Indictment against ex-Wirecard boss Markus Braun is imminent. – Business

Markus Braun has been in prison in Augsburg-Gablingen for almost a year and a half – on remand. During this time, the former CEO of the scandalous company Wirecard had many files to read: documents, papers and testimony. Little of what the investigators have put together over time is likely to have pleased him. But none of that seems to contradict the document that he will probably get to read at the beginning of the new year: the indictment against him and other former corporate executives on suspicion of serious economic crimes.

The Munich I public prosecutor’s office intends to bring the first charges against Wirecard by March at the latest. Together with Braun, the prosecutor’s key witness, the former Wirecard manager Oliver B., will also come to court. And probably a former financial manager of the payment service provider, the company that crashed bankrupt in mid-2020 because an alleged corporate asset of almost two billion euros turned out to be a fake. Shareholders and banks lost more than 20 billion euros.

The person who, according to the public prosecutor’s office, is supposed to have steered the alleged lies and fraud together with Braun is still on the run: ex-board member Jan Marsalek. The foreseeable trial at the Munich I Regional Court against Braun and others will probably have to begin without him. A long process is emerging. Probable duration: a year or more.

Braun, who has been hailed as a visionary by many shareholders, continues to deny all allegations. The public prosecutor suspects him of falsifying accounts, of fraud in the billions of dollars, of manipulating the Wirecard share price and of embezzling corporate assets amounting to several hundred million euros. The ex-CEO had repeatedly protested his innocence in his interrogations in December 2020. Wirecard was robbed behind his back. According to his version, Braun would be a victim – not a perpetrator.

Braun has to remain in custody

However, neither the public prosecutor nor the judiciary see it that way. The Higher Regional Court (OLG) Munich recently decided that Braun must remain in custody – due to the persistent risk of escape and blackout. In view of the serious allegations and the size of the case, the extraordinarily long detention was justified. The OLG is now pressing for a swift indictment. The public prosecutor’s office has been working on the indictment, which will probably be hundreds of pages long, for weeks because it is a unique scandal to describe.

Wirecard is the first and so far only group from the German share index (Dax) to go bankrupt. Braun and other accused are said to have invented business deals with so-called third-party partners in Asia, thus deceiving the shareholders and defrauding the banks and investors who gave Wirecard more than three billion euros. At least that’s what the prosecution thinks. Braun and his defense lawyer Alfred Dierlamm reject these allegations. They claim that the so-called third-party business largely existed. The proceeds were put aside without the knowledge or assistance of the chief executive of Marsalek and some loyal followers. So it is in Dierlamm’s brief on the detention test in December.

The Munich Higher Regional Court, however, tore this version of the defense to pieces. From the court’s point of view, there is no evidence that the third-party business ever existed. It thus continues to believe in the statements of the key witness Oliver B., who heavily incriminates Braun and others. B. was governor of Wirecard in Dubai on the Persian Gulf for many years. After the bankruptcy of the group, B. turned himself in to the public prosecutor, made a confession and testified in numerous interrogations against Braun and other group managers. B. is also in custody.

The previous decisions by the Munich Higher Regional Court on Braun’s custody allow the conclusion that the ex-CEO should not have an easy time in the pending trial against him. The court referred, among other things, to the testimony of a corporate lawyer, according to which Braun had regularly set goals that were less based on actual company figures than on the wishes of investors.

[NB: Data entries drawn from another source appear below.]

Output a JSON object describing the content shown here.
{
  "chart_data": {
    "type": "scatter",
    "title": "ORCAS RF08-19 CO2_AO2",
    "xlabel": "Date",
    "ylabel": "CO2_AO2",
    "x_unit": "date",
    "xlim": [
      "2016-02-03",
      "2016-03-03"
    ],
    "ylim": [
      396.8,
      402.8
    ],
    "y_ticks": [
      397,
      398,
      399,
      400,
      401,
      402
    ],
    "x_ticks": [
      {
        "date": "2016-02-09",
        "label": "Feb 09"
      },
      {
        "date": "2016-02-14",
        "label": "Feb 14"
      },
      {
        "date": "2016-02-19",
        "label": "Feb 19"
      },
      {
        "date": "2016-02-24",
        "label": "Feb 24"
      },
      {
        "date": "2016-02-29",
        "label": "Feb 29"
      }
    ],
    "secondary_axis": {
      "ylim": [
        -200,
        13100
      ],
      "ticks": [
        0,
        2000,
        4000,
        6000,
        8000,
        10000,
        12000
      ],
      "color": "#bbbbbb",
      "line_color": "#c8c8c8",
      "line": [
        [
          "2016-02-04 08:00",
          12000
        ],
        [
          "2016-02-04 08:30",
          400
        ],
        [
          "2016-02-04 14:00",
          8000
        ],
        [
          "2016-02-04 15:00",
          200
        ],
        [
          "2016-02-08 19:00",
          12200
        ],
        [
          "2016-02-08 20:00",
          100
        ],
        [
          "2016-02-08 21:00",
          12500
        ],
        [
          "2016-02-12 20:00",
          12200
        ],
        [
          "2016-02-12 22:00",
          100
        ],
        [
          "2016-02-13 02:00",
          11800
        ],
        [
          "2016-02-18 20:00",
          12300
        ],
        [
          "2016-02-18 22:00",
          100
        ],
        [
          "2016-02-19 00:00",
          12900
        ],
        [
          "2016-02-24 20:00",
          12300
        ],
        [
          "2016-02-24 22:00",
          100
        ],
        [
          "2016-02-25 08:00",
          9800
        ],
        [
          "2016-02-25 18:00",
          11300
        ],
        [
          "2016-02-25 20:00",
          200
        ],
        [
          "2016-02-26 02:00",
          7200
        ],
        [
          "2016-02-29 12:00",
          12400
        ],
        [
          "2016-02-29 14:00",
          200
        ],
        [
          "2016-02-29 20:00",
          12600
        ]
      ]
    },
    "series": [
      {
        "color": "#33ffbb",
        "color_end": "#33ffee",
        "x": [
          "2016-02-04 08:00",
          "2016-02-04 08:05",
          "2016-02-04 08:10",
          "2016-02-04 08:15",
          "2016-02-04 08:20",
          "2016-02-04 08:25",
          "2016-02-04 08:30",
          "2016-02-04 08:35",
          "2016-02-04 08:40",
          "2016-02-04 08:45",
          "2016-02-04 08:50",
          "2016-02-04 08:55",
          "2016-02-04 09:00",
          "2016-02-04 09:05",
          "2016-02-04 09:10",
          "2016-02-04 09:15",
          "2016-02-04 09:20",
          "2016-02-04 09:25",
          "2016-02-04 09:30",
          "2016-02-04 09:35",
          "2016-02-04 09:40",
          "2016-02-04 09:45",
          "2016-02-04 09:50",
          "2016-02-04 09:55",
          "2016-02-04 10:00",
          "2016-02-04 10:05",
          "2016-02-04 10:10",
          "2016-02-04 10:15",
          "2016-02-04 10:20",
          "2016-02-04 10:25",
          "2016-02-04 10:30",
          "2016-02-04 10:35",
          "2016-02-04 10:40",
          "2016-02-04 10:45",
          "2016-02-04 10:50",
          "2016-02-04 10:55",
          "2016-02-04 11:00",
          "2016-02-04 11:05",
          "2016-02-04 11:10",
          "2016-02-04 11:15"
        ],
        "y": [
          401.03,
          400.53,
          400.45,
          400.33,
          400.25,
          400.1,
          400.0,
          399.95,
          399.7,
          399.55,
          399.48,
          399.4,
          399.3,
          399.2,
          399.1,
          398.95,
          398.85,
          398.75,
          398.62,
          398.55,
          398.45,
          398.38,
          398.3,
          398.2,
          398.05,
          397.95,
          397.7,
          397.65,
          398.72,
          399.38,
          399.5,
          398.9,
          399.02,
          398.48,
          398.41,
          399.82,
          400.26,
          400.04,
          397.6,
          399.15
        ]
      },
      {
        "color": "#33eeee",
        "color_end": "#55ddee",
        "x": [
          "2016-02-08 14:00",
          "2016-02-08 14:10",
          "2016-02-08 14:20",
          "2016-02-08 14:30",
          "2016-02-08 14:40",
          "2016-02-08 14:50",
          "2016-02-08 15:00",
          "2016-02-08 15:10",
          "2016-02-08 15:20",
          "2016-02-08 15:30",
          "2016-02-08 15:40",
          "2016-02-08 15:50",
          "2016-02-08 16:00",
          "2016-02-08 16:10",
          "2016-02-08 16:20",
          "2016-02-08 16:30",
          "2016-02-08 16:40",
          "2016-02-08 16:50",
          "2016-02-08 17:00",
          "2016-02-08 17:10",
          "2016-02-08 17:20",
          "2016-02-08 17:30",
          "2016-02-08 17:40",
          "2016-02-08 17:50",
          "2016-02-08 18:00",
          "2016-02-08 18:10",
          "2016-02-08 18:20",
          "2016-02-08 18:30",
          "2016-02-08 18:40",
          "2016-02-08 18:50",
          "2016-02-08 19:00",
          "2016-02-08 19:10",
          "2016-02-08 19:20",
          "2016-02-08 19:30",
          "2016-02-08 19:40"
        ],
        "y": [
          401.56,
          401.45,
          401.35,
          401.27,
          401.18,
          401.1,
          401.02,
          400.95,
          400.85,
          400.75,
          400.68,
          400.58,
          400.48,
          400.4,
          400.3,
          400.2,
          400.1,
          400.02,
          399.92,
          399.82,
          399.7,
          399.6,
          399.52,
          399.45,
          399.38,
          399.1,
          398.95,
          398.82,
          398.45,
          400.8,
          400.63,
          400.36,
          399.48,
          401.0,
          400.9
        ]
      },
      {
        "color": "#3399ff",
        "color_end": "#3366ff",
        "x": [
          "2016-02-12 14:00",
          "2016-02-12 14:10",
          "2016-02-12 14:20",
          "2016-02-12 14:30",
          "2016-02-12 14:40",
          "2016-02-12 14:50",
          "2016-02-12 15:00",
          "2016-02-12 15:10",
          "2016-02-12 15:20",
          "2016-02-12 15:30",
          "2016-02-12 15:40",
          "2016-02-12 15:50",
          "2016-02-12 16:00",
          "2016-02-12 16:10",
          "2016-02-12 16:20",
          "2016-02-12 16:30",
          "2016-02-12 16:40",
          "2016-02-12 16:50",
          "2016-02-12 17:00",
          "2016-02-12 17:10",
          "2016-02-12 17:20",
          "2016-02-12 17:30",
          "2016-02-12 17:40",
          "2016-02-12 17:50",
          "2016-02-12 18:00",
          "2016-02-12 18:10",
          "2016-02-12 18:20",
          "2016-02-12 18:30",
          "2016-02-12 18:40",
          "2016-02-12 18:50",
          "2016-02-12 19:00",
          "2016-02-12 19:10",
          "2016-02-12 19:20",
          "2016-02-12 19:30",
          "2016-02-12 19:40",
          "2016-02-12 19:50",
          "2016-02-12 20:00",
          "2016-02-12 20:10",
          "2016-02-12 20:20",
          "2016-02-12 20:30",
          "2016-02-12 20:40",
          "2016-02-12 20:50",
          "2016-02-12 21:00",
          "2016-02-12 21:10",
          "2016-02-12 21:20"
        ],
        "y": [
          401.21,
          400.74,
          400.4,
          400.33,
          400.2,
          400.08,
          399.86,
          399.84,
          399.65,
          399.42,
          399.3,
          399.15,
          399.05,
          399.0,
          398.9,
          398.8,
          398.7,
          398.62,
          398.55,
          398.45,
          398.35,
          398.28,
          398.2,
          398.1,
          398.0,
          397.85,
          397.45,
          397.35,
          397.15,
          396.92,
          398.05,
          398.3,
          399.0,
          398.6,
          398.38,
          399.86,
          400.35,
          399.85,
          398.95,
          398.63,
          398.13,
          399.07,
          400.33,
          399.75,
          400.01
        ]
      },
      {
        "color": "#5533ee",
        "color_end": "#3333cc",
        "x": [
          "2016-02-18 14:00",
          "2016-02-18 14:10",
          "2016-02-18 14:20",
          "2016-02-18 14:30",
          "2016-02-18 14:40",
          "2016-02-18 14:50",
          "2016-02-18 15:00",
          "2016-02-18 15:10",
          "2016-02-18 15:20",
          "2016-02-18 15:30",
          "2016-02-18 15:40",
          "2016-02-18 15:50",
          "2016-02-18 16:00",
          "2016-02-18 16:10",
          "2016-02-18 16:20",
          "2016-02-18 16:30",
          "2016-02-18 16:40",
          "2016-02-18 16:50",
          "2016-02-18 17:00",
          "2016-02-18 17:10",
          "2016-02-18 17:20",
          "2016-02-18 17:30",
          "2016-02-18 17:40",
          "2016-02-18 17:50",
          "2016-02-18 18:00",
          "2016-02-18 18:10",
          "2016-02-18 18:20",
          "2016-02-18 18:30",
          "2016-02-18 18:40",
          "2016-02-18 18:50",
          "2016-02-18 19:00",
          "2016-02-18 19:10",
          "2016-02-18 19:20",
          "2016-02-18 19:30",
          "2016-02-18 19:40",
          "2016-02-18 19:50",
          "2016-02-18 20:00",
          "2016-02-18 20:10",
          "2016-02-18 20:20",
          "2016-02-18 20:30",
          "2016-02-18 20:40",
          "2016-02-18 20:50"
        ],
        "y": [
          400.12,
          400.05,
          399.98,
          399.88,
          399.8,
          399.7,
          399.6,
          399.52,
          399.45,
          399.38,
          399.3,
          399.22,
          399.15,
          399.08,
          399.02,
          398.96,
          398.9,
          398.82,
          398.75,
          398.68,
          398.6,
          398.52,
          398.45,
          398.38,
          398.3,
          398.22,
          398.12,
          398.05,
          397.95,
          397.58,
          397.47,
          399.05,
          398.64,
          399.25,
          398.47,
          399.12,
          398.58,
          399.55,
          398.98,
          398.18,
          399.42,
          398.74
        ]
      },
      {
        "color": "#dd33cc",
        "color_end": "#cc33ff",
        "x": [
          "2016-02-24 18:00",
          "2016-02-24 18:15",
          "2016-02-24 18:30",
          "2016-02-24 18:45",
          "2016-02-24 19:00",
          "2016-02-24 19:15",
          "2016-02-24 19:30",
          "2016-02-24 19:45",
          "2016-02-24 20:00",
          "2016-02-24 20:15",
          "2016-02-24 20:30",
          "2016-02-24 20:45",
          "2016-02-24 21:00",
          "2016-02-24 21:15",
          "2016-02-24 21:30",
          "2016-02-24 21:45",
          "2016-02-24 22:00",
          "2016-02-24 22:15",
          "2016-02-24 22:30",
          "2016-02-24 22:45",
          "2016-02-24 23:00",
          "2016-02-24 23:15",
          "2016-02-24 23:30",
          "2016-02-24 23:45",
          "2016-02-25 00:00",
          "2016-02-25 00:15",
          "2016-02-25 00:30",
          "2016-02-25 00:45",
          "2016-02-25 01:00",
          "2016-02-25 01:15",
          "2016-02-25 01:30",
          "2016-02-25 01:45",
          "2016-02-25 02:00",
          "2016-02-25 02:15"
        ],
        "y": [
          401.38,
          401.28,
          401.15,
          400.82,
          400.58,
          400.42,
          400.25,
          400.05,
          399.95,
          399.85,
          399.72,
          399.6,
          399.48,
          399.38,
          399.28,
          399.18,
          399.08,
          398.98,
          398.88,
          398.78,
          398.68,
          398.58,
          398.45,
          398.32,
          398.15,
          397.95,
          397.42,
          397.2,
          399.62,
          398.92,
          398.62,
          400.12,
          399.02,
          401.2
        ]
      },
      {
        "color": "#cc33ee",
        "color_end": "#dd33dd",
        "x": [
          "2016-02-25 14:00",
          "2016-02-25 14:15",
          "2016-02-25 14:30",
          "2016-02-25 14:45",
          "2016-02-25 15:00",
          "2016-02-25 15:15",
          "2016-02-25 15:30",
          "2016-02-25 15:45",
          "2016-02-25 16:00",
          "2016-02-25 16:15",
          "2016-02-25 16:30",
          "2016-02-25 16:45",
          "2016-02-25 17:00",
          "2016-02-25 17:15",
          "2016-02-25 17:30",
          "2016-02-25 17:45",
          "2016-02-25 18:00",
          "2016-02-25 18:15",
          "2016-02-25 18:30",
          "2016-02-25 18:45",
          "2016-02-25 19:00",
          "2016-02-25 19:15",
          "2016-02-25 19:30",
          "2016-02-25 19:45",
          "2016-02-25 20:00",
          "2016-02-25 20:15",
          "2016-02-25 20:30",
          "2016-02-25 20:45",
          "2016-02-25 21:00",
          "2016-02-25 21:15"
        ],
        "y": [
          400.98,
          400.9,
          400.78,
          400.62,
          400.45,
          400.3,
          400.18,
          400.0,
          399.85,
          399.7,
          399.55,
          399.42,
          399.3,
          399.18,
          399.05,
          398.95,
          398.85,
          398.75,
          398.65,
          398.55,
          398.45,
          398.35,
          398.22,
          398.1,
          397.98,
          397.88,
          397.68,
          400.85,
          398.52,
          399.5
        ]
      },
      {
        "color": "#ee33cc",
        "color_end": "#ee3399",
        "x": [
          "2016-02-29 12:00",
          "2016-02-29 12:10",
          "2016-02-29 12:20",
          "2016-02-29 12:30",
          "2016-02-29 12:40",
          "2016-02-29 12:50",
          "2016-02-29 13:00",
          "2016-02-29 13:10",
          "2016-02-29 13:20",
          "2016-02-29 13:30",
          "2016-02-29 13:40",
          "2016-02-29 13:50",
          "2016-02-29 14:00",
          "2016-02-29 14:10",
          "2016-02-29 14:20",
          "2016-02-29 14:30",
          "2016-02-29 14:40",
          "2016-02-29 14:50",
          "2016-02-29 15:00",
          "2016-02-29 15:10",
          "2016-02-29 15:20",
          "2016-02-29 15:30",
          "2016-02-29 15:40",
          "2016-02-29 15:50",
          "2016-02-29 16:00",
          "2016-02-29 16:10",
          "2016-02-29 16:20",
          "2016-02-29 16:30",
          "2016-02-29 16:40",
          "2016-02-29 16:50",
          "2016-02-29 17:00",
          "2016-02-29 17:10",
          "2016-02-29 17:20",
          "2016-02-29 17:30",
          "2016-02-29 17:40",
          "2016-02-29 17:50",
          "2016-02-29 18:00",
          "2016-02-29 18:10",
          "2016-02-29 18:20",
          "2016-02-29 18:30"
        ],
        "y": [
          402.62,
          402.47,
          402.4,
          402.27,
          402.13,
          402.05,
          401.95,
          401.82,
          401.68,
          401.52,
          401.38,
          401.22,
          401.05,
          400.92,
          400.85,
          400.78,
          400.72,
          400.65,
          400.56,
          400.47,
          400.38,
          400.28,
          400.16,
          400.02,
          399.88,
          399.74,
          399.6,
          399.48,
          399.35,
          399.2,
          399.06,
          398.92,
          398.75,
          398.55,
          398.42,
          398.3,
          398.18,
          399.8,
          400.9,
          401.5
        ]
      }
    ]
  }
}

Another company employee testified to the public prosecutor that he had a gut feeling at the end of 2018 that the numbers were tweaked. Braun had specified 25 to 30 percent growth. You could have set the clock so that this has always been achieved. The Munich Higher Regional Court also referred to this testimony in its detention decisions against Braun. The witness had further testified that he found it absurd that such values ​​had been achieved even though Wirecard had been so poorly positioned internally.

In view of the damage that the ex-CEO is said to have caused, the OLG believes that he is facing a substantial prison sentence. Braun, on the other hand, protests his innocence. During his interrogations a year ago, according to the minutes, he clearly distanced himself from today’s key witness of the public prosecutor’s office. Half a year before the bankruptcy, it was planned that Oliver B. and other people should be fired.

Braun further stated that it was also clear that his fellow board member Marsalek should be removed from his area of ​​responsibility. Marsalek was responsible for the Asian and so-called third-party business, among other things. At that time, Braun was already talking about shadow structures with which he had been betrayed. And by analogy with the fact that he did not see the enemy in his own house.

In the coming year, the longtime Wirecard boss will probably have the opportunity to tell his version publicly – in court.